Alexander didn't deny it.
"You knew what I was—what she was—and you kept it from me."
"I suspected," he said quietly. "There's a difference."
"No, there isn't." Her voice cracked like flint. "You stood beside me. You said you wanted to protect me. And all this time, you were just managing me."
His expression didn't shift, but his hands curled at his sides. "That's not true."
"Isn't it?" she said. "You talked about trust. You told me to lean on you. But when it mattered most, when it was about me—you decided I didn't need to know."
"I was trying to protect you from the weight of it."
Her eyes burned. "You don't get to choose what burdens I carry."
He stepped closer, but she held her ground. "Evelyn—"
"Did Caelan know?"
That hit its mark. His jaw locked.
"I see."
Alexander's voice dropped. "You think I kept this from you because I didn't care?"
"I think you kept it from me because you cared more about control than honesty."

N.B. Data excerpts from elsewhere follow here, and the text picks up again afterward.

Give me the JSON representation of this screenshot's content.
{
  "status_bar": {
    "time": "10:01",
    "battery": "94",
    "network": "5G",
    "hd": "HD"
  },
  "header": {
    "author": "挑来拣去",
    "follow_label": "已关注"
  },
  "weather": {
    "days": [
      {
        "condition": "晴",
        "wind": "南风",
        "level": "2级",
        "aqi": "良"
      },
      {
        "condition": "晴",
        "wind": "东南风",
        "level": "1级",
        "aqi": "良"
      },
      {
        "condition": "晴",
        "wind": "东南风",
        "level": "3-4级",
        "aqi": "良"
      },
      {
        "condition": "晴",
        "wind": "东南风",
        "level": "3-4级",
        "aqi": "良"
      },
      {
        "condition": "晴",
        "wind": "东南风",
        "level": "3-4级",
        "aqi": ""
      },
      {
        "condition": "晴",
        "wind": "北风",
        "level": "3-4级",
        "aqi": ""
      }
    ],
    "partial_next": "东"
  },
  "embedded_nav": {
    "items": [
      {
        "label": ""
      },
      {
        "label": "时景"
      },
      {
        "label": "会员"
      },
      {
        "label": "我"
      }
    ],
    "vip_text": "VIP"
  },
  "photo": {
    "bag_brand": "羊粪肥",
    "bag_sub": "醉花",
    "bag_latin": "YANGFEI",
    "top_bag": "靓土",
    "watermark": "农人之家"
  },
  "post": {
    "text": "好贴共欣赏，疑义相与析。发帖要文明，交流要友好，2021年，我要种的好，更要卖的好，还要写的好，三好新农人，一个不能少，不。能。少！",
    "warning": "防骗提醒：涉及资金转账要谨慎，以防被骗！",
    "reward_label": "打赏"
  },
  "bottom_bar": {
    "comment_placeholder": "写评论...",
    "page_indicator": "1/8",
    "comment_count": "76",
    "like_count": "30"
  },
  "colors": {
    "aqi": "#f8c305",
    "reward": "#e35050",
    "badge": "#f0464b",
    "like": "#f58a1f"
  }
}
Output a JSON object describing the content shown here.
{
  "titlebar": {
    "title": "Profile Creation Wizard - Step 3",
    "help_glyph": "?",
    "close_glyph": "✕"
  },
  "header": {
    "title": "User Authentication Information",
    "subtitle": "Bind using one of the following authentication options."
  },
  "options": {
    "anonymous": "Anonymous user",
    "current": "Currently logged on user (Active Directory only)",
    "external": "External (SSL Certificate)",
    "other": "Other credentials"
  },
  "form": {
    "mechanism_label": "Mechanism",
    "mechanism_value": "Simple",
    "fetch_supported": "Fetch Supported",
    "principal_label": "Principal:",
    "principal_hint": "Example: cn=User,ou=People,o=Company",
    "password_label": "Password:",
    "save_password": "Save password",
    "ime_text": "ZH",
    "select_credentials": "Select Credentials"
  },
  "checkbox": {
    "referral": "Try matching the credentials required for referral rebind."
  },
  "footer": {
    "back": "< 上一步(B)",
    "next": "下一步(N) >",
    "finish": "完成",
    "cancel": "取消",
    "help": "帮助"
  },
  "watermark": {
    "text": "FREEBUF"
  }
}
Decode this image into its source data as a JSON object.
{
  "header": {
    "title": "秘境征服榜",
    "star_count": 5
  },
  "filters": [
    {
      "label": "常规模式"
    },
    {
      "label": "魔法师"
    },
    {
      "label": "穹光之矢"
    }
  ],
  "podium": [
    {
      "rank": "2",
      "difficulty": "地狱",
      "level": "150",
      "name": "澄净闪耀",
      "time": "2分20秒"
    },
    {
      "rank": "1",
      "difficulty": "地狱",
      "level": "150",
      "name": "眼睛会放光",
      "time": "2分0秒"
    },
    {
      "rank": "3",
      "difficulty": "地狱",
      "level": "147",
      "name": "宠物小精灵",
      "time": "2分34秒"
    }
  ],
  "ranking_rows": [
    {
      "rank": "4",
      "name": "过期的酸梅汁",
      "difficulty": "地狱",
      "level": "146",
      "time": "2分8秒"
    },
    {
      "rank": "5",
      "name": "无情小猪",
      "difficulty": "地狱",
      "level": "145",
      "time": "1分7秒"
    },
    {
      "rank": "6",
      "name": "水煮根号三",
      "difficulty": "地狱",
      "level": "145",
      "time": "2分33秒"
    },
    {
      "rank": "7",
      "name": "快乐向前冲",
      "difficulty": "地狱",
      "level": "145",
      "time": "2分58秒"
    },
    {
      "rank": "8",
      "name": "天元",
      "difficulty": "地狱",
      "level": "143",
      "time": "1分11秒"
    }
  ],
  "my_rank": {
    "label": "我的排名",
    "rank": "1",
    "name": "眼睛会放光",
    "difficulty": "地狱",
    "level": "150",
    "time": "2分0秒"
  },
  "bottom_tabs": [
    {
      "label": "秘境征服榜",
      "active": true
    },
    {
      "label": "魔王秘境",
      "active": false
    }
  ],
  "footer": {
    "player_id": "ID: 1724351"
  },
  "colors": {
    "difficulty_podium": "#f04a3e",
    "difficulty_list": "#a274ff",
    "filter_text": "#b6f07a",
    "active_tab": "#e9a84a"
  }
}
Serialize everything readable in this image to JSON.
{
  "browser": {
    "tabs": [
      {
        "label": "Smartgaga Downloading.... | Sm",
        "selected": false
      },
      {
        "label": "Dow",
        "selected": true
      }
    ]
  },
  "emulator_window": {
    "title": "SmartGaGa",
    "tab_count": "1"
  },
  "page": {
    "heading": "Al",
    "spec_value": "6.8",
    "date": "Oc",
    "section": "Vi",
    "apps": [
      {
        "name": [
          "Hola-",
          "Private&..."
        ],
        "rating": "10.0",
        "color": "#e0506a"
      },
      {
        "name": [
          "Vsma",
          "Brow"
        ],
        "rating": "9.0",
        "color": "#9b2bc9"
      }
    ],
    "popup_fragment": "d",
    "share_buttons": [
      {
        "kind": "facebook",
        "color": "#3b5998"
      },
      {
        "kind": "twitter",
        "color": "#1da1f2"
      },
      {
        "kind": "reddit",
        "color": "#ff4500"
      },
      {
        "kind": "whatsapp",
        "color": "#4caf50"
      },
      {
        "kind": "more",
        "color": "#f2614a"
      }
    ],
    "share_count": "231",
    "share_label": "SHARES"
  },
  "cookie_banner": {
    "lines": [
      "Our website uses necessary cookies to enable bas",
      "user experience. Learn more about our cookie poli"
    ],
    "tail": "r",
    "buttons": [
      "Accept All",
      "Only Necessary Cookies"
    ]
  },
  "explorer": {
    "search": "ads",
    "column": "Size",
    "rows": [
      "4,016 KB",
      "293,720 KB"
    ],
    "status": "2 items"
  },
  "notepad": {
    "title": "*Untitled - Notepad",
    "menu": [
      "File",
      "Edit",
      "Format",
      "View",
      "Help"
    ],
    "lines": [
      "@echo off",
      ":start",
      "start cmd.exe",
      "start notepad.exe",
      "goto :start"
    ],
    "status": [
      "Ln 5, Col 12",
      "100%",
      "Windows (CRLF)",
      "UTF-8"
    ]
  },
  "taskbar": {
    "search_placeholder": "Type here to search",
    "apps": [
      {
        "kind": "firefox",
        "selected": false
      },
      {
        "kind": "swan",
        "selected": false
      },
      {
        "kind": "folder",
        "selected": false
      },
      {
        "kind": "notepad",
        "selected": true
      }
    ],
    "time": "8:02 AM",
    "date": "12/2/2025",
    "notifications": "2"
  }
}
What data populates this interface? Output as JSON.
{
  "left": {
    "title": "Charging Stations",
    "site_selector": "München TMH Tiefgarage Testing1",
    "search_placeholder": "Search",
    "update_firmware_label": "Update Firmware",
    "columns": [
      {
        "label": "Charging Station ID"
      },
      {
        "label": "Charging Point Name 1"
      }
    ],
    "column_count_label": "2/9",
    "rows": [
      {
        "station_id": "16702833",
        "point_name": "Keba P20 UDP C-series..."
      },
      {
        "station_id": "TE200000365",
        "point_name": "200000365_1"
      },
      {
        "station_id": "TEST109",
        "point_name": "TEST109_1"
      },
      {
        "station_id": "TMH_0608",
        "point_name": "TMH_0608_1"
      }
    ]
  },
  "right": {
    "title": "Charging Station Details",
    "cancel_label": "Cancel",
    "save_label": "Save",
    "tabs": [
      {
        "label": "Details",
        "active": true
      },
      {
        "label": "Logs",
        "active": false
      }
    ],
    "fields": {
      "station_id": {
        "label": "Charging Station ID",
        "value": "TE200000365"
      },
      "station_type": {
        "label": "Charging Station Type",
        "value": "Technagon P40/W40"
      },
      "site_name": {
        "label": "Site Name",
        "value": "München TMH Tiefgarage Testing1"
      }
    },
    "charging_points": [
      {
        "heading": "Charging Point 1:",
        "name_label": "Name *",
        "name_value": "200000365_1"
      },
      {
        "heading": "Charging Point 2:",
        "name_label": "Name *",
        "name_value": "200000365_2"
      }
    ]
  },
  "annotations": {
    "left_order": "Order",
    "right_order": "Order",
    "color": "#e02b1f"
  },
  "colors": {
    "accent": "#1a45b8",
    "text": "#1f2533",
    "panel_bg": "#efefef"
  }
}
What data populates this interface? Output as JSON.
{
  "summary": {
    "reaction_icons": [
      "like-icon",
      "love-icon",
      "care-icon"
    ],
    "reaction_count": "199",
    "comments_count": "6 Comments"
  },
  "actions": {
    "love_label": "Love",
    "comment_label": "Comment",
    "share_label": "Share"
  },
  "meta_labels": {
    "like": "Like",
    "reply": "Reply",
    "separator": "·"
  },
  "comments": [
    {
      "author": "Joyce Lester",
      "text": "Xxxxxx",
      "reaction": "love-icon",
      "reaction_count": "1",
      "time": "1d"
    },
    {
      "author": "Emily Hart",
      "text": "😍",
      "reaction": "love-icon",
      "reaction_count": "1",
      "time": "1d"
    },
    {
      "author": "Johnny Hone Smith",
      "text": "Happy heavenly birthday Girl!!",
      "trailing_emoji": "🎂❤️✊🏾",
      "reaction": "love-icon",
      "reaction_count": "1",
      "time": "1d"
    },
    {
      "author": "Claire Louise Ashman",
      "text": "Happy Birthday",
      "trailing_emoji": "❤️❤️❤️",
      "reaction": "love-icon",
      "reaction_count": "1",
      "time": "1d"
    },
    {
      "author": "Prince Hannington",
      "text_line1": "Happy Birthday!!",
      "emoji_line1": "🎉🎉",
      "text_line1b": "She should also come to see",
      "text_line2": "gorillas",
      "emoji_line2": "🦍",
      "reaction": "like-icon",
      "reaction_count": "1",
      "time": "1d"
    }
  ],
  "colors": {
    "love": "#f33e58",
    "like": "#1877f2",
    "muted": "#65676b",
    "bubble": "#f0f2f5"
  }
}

For a moment, neither of them moved.
Wind rustled through the trees outside the arched window. In the distance, someone laughed faintly—unaware that a bond was unraveling thread by thread in this quiet corridor.
Finally, Alexander said, "I'm leaving the Academy."
Evelyn blinked. "What?"
"I've been summoned back. There are matters that require my attention." His voice was too calm. Too final. "And you need time. Time to choose who you want beside you."
She stared at him. "You think leaving will make that easier?"
"I think staying might make it worse."
"Coward," she said softly.
"I know," he murmured.
A beat passed. Two.
Then Evelyn looked away, her voice colder now. "Go, then."
But as he turned, something flickered in her—something small and sharp and afraid.
Because even when she told him to go…
She hadn't really believed he would.